The Programme for International Student Assessment (PISA) tested around 540,000 15-year-old students in 72 countries and economies on science, reading, maths and collaborative problem-solving.

In maths, the top-performing countries were Asian with Singapore, Hong Kong, Macao, Taiwan, Japan, China and South Korea leading the way followed by Switzerland, Estonia and Canada.

In science, the top ten was: Singapore, Japan, Estonia, Taiwan, Finland, Macao, Canada, Vietnam, Hong Kong and China.

Australia placed 14th in science and 25th in maths. While both results were above the OECD average, they represented a steady decline over recent years with Australian science students now seven months behind where they were in 2006, and Australian maths students a year behind where they were in 2003.

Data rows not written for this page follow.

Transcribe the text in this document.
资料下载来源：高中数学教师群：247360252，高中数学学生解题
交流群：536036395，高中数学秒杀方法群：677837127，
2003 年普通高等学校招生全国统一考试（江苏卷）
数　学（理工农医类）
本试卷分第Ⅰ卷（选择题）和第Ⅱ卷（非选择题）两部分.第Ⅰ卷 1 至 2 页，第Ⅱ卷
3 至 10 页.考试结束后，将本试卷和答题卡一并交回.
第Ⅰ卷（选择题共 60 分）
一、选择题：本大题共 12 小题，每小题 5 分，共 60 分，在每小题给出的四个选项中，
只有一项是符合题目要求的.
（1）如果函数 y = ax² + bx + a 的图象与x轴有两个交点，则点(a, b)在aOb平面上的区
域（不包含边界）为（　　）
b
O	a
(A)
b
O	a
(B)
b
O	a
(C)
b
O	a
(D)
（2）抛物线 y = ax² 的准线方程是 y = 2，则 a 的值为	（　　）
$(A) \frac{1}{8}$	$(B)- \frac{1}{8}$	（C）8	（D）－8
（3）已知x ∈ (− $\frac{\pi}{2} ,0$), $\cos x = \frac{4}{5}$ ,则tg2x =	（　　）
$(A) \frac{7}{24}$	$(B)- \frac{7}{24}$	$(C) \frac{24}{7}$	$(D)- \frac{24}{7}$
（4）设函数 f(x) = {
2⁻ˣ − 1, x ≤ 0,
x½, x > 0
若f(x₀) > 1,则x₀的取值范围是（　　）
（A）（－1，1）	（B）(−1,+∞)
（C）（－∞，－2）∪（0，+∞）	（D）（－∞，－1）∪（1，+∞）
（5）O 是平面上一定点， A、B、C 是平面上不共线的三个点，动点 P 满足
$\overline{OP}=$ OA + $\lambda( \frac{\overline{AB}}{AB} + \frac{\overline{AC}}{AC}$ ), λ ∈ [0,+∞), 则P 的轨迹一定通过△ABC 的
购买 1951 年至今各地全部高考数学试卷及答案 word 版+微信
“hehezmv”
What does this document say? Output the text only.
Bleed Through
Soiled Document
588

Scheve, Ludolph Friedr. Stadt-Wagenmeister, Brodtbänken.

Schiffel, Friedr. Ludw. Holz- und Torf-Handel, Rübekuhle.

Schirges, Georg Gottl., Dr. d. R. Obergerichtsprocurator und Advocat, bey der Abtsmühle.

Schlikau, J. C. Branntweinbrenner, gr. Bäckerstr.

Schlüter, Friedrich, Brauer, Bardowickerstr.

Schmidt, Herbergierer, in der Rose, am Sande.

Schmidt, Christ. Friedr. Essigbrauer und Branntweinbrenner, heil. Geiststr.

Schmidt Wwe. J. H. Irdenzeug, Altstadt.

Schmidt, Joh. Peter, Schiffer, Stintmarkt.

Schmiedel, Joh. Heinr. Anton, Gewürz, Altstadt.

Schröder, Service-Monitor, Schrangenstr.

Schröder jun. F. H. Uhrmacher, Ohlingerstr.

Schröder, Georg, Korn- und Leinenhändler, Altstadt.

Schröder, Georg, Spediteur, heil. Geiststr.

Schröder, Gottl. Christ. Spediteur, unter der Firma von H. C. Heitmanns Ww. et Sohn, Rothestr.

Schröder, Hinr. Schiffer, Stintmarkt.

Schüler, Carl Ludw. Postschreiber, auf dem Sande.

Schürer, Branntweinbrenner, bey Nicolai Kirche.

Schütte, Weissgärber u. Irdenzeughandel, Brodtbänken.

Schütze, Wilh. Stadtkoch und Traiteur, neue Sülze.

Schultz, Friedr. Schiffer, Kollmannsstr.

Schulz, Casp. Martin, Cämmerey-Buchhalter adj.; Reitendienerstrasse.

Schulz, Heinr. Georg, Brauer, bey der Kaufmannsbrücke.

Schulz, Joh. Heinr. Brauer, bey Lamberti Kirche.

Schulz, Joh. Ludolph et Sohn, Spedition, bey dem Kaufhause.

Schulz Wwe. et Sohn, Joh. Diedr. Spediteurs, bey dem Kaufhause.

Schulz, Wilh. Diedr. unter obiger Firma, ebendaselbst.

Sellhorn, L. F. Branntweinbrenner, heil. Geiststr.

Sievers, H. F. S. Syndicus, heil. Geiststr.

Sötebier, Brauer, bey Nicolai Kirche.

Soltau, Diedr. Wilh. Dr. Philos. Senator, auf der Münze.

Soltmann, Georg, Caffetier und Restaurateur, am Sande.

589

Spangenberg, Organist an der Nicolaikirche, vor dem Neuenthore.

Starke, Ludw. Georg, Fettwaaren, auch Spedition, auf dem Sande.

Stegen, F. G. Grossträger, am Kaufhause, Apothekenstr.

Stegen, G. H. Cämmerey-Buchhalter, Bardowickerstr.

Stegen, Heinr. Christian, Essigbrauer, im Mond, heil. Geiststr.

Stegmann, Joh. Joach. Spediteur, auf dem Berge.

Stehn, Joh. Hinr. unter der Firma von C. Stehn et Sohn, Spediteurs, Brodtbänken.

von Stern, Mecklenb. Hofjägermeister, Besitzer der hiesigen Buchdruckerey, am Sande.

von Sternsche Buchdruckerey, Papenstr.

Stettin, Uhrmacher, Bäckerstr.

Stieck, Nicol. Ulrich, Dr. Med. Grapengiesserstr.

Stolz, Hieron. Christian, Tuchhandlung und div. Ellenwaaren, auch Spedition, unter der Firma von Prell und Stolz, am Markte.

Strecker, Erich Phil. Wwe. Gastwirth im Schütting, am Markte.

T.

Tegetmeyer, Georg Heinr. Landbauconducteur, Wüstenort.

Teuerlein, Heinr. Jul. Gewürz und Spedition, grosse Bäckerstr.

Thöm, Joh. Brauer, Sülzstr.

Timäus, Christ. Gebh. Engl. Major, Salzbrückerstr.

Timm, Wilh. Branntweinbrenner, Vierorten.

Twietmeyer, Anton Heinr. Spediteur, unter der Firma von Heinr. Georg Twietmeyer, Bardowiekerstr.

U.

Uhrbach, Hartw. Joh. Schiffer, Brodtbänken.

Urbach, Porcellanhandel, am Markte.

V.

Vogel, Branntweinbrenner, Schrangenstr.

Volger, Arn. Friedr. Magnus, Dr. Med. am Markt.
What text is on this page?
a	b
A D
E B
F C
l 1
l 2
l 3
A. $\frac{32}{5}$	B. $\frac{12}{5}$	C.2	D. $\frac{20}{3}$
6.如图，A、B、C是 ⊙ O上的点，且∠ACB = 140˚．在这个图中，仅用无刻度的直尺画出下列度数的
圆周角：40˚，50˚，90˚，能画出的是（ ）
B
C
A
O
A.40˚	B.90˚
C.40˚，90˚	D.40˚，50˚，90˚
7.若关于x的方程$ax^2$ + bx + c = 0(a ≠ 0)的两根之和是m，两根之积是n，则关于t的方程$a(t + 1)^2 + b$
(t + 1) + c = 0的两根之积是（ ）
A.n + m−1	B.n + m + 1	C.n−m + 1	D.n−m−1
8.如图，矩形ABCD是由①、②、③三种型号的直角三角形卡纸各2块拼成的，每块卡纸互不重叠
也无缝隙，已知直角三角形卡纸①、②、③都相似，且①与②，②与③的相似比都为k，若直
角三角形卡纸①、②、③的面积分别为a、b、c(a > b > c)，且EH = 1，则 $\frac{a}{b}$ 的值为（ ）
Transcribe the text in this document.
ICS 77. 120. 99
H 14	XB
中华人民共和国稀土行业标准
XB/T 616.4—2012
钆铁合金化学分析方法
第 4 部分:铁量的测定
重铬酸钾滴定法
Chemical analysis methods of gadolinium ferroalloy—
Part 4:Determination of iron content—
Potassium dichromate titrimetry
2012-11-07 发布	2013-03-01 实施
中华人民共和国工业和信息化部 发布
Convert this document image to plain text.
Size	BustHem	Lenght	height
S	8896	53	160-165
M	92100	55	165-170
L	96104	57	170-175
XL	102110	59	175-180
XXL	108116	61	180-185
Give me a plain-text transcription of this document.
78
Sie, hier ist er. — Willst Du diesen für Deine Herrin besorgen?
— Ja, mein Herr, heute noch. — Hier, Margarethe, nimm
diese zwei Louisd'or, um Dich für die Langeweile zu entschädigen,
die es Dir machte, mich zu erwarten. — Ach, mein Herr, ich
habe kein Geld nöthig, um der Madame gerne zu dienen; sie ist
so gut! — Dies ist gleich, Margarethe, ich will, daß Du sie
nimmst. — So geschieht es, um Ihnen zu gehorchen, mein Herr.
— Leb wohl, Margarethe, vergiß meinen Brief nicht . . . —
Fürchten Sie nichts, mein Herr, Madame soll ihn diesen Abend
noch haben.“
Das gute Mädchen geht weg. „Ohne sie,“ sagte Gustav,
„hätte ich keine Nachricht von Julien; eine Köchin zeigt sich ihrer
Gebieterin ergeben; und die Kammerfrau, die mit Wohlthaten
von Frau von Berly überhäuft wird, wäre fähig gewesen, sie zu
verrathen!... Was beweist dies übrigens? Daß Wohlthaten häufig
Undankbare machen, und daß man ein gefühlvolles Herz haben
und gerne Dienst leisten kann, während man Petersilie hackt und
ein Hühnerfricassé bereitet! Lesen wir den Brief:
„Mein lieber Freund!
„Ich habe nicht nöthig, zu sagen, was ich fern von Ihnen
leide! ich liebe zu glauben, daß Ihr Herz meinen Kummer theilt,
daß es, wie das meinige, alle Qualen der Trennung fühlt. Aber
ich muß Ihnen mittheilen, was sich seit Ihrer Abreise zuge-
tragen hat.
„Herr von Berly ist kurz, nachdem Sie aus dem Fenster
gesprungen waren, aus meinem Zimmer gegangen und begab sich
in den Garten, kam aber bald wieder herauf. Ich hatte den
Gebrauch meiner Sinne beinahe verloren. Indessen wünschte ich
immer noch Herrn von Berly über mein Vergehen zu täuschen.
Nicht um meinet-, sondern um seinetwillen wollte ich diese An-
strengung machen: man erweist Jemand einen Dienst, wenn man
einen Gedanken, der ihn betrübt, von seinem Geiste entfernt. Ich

Minister for Education and Training Simon Birmingham said the report goes further than last week’s Trends in Maths and Science report, this year’s NAPLAN results and the OECD Education at a Glance report in terms of not just showing a plateauing of results in Australia but a clear decline from year to year in Australia’s education performance.

"Given the wealth of our nation and scale of our investment, we should expect to be a clear education leader, not risk becoming a laggard. We must leave the politicking at the door and have a genuine conversation that is based on evidence about what we do from here,” he said.

“It is unacceptable to see Australia declining in our maths, reading and science performance at a time when growing competition makes high educational outcomes ever more critical to the job prospects and economic prospects of our nation."

OECD Secretary-General Angel Gurría said the report reveals the policies in place that successful countries share: high and universal expectations for all students; a strong focus on great teaching; resources targeted at struggling students and schools; and a commitment to coherent, long-term strategies.

“A decade of scientific breakthroughs has failed to translate into breakthroughs in science performance in schools,” said Gurría.

“Every country has room for improvement, even the top performers. With high levels of youth unemployment, rising inequality, a significant gender gap, and an urgent need to boost inclusive growth in many countries, more must be done to ensure every child has the best education possible.”

Minister Birmingham said the Australian Government’s Quality Schools, Quality Outcomes reforms outlined in May include more than a dozen initiatives they believe will help Australian young people get more out of their schooling.

“Many of the Turnbull Government’s quality reforms are designed to directly tackle Australia’s falling mathematics, reading and science skills, including a ‘back to basics’ focus on more teachers specialising in literacy and numeracy and qualified to teach science, technology, engineering or maths subjects, ensuring aspiring university students complete a maths or science subject to attain an ATAR," he said.